Publicidade
Bastidores

Acompanhe um dia de gravações de "Vende-se Um Véu de Noiva"

Segunda trama de Íris Abravanel não superou 'Revelação' nem em audiência nem em qualidade
A segunda trama de Íris Abravanel não superou "Revelação" nem em audiência (5 pontos) nem em qualidade A reportagem foi ao SBT acompanhar as gravações de "Vende-se Um Véu de Noiva" e viu que as coisas andam bem lentas por ali. Acompanhe, a seguir, os bastidores.

Três câmeras com captação em alta resolução, três monitores de 42 polegadas, uma ilha de edição e muita concentração no Estúdio 8 do SBT. Alguns atores que ainda nem participam da novela "Vende-se Um Véu de Noiva" circulam pelo corredor. Sérgio Abreu, ex-mocinho de "Revelação", é uma das ovelhas desgarradas: olha para todo lado e, sem ter o que gravar, sai de cena.

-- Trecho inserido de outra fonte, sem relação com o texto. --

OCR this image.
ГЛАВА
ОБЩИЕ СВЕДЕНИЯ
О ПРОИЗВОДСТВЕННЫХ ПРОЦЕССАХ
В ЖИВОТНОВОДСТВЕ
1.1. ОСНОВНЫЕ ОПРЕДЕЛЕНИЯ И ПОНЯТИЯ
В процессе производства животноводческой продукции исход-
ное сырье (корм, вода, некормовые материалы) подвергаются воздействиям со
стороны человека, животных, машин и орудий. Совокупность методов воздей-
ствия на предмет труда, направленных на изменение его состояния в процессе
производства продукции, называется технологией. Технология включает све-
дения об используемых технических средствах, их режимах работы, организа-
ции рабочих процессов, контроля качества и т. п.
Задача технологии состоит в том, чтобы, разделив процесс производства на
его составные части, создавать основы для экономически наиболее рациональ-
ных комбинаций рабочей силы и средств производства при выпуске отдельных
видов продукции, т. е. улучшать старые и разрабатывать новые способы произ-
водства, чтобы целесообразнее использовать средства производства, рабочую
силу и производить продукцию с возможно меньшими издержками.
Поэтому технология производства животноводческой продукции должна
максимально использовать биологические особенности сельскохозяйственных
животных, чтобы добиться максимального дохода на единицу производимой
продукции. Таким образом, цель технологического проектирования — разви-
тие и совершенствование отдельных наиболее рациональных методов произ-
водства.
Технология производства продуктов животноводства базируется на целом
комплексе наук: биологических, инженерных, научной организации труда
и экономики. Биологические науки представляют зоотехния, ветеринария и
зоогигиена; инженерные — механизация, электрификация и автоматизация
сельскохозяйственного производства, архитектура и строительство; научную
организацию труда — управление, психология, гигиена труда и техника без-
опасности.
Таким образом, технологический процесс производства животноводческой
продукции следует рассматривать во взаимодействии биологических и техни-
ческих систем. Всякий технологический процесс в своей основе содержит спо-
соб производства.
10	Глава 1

No estúdio, o diretor Rodolfo Silot prepara o cenário para a gravação dos produtos Jequiti, do Grupo Silvio Santos. "Essa parte é um saco. Mas faz parte, vamos lá", diz o diretor. A espera para o elenco, que inclui a protagonista Dayene Mesquita, é longa e os ensaios, intermináveis.

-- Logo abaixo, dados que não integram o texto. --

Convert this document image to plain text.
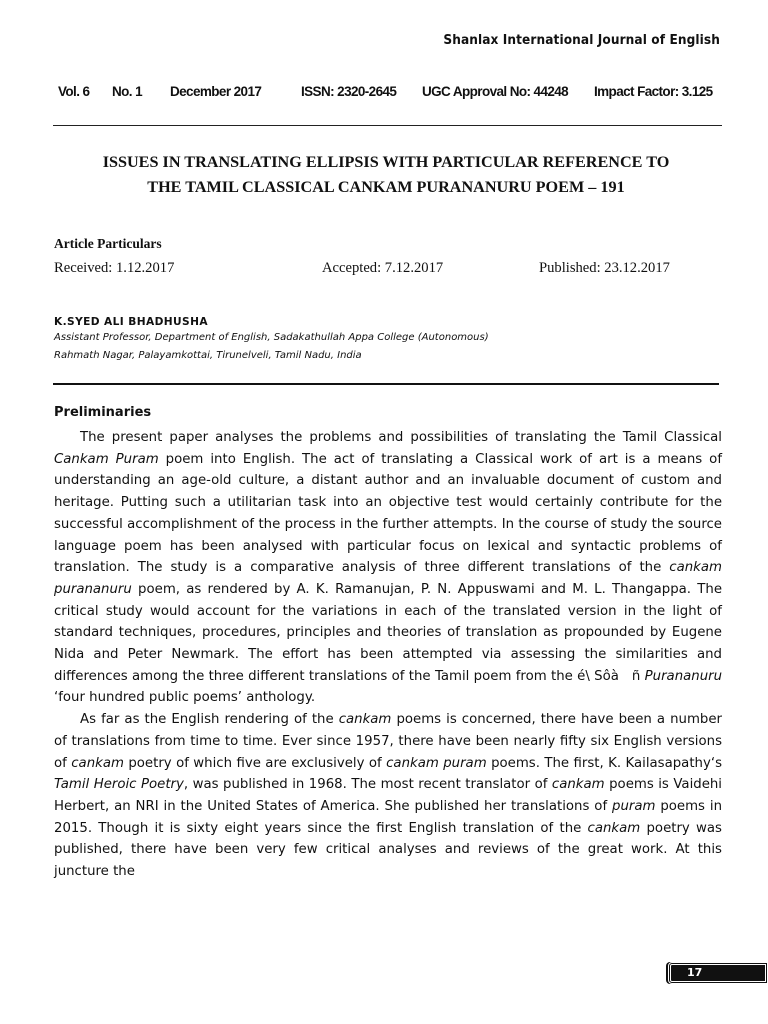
Shanlax International Journal of English
Vol. 6 No. 1 December 2017	ISSN: 2320-2645 UGC Approval No: 44248 Impact Factor: 3.125
ISSUES IN TRANSLATING ELLIPSIS WITH PARTICULAR REFERENCE TO
THE TAMIL CLASSICAL CANKAM PURANANURU POEM – 191
Article Particulars
Received: 1.12.2017	Accepted: 7.12.2017	Published: 23.12.2017
K.SYED ALI BHADHUSHA
Assistant Professor, Department of English, Sadakathullah Appa College (Autonomous)
Rahmath Nagar, Palayamkottai, Tirunelveli, Tamil Nadu, India
Preliminaries

The present paper analyses the problems and possibilities of translating the Tamil Classical Cankam Puram poem into English. The act of translating a Classical work of art is a means of understanding an age-old culture, a distant author and an invaluable document of custom and heritage. Putting such a utilitarian task into an objective test would certainly contribute for the successful accomplishment of the process in the further attempts. In the course of study the source language poem has been analysed with particular focus on lexical and syntactic problems of translation. The study is a comparative analysis of three different translations of the cankam purananuru poem, as rendered by A. K. Ramanujan, P. N. Appuswami and M. L. Thangappa. The critical study would account for the variations in each of the translated version in the light of standard techniques, procedures, principles and theories of translation as propounded by Eugene Nida and Peter Newmark. The effort has been attempted via assessing the similarities and differences among the three different translations of the Tamil poem from the é\ Sôà   ñ Purananuru ‘four hundred public poems’ anthology.

As far as the English rendering of the cankam poems is concerned, there have been a number of translations from time to time. Ever since 1957, there have been nearly fifty six English versions of cankam poetry of which five are exclusively of cankam puram poems. The first, K. Kailasapathy‘s Tamil Heroic Poetry, was published in 1968. The most recent translator of cankam poems is Vaidehi Herbert, an NRI in the United States of America. She published her translations of puram poems in 2015. Though it is sixty eight years since the first English translation of the cankam poetry was published, there have been very few critical analyses and reviews of the great work. At this juncture the

17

Duas consultoras da marca aparecem para posicionar o produto em cena. "Você deve chacoalhar bem", explica uma consultora a uma atriz. Só depois de 40 minutos, Dayene entra no set para gravar. Rodolfo cuida dos detalhes: "Vamos trocar de cenário, o outro diretor (Del Rangel) já gravou demais nessa sala." Dayene tem seis cenas para fazer no dia e lê os textos. Passam-se quase 15 minutos para o ensaio da primeira sequência começar.

Dayene se dedica ao texto e, enfim, começa a gravar. Diante do bom desempenho, alguém comenta: "Ela é uma boa atriz, tomara que não queiram tirá-la ao longo da trama". É que a "patroa", dona Íris Abravanel, disse logo na estreia que desta vez poderia matar os personagens quando quisesse.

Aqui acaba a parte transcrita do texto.